With his right arm he elbowed the bigger man aside almost as though he were not there. When he continued a fire of urgency burned in his words, and total intensity had seized the features of his face.

“I heard about Booker Washington and George W. Carver and then like a kid I dreamed that some day a great man would come, with a black skin, that the whole world would look up to and honor.”

“And when we looked there was Martin Luther King. Nobody shoved him aside when he stood up to accept the Nobel Prize, but some bastard couldn’t stand it, so he shot him. And while things like you cried for black power and started riots that ripped apart the Negro sections in Newark and Detroit other men stood up to take his place.”

He stopped suddenly, his teeth clamped hard together.
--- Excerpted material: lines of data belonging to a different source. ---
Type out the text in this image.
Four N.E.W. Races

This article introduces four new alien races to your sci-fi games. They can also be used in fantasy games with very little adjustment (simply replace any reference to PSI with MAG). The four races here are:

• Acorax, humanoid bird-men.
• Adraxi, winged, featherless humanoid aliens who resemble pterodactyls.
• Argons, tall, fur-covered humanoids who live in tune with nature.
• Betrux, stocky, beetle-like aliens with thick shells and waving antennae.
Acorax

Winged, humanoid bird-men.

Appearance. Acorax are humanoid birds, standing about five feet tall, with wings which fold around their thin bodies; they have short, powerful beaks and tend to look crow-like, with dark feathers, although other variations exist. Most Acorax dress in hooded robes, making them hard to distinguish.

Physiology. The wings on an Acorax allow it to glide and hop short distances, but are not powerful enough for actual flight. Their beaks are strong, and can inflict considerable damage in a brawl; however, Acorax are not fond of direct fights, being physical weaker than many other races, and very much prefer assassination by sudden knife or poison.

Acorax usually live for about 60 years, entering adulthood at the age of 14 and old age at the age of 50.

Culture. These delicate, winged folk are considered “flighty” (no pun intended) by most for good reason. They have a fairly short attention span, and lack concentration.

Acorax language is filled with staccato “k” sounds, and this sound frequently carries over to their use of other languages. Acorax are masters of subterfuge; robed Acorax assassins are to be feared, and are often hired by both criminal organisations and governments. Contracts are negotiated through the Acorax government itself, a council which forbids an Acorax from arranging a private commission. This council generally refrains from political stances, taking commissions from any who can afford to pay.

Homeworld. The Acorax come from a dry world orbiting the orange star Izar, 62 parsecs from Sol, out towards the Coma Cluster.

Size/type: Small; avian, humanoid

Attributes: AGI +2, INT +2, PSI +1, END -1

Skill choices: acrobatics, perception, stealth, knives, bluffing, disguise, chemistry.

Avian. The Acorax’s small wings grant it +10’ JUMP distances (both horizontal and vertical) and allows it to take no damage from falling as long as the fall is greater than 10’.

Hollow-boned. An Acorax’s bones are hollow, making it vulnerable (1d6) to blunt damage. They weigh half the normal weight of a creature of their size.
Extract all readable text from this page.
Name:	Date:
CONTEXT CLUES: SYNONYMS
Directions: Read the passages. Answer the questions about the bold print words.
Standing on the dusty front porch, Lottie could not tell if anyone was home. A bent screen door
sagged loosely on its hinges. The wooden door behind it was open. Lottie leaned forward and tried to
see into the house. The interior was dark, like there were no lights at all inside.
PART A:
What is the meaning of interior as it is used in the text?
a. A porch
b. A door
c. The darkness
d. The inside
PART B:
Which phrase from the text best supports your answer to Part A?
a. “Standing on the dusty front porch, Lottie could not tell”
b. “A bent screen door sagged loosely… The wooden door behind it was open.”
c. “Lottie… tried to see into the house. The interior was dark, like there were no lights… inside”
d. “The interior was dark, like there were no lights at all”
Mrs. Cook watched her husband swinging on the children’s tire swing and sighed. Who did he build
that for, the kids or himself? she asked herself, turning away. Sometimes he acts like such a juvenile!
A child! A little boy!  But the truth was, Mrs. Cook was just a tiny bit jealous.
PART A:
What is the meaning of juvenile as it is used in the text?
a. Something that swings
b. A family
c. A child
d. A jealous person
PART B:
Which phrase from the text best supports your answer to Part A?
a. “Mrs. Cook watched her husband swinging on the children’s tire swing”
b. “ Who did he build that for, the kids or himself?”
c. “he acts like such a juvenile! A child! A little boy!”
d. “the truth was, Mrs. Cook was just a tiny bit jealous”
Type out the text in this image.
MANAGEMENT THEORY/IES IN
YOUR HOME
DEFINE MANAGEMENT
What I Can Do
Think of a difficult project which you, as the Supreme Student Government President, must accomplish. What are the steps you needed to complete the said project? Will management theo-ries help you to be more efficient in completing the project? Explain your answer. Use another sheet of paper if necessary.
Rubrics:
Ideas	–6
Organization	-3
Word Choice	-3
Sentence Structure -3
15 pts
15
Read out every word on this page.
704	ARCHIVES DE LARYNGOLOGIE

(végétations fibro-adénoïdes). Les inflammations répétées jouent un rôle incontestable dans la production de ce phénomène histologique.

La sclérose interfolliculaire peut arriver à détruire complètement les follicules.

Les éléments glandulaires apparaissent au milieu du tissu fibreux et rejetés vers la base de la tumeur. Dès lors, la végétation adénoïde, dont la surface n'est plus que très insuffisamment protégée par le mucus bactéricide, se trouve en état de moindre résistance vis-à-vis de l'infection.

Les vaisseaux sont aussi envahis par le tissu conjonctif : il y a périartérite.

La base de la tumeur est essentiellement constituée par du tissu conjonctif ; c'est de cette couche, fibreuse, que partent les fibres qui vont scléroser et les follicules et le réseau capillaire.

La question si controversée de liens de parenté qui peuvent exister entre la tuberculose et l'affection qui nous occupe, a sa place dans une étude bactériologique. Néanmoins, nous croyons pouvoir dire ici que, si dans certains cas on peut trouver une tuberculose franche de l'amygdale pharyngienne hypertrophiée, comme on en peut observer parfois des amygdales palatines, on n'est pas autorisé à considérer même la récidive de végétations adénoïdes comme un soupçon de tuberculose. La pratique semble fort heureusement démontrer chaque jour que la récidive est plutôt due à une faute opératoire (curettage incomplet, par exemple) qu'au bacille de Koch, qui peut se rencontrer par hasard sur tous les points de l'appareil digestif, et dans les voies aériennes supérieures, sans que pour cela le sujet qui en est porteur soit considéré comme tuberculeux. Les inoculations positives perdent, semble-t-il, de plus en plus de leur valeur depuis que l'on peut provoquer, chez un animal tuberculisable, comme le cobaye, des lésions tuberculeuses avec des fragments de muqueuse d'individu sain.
Then he consciously regained control of himself; when he spoke again it was almost calmly. “I work here because nobody cares whether I’m black or white, just so long as I do my job. I clawed my way up against prejudice, I licked poverty, and I earned my job. And here. I’m not a black man, I’m Virgil Tibbs, a respected police officer, and nobody asks for anything more. I just caught a murderer who’s in a cell upstairs. Now who the hell are you!”

He had nothing more to say after that. He knew that he could not change the jeering mob of professional militants, but he could show that he was not afraid. He knew that he had done that.

He turned on his heel and outwardly as calm as he had been when he had come out, he walked back into the aging building which houses the headquarters of the Pasadena police.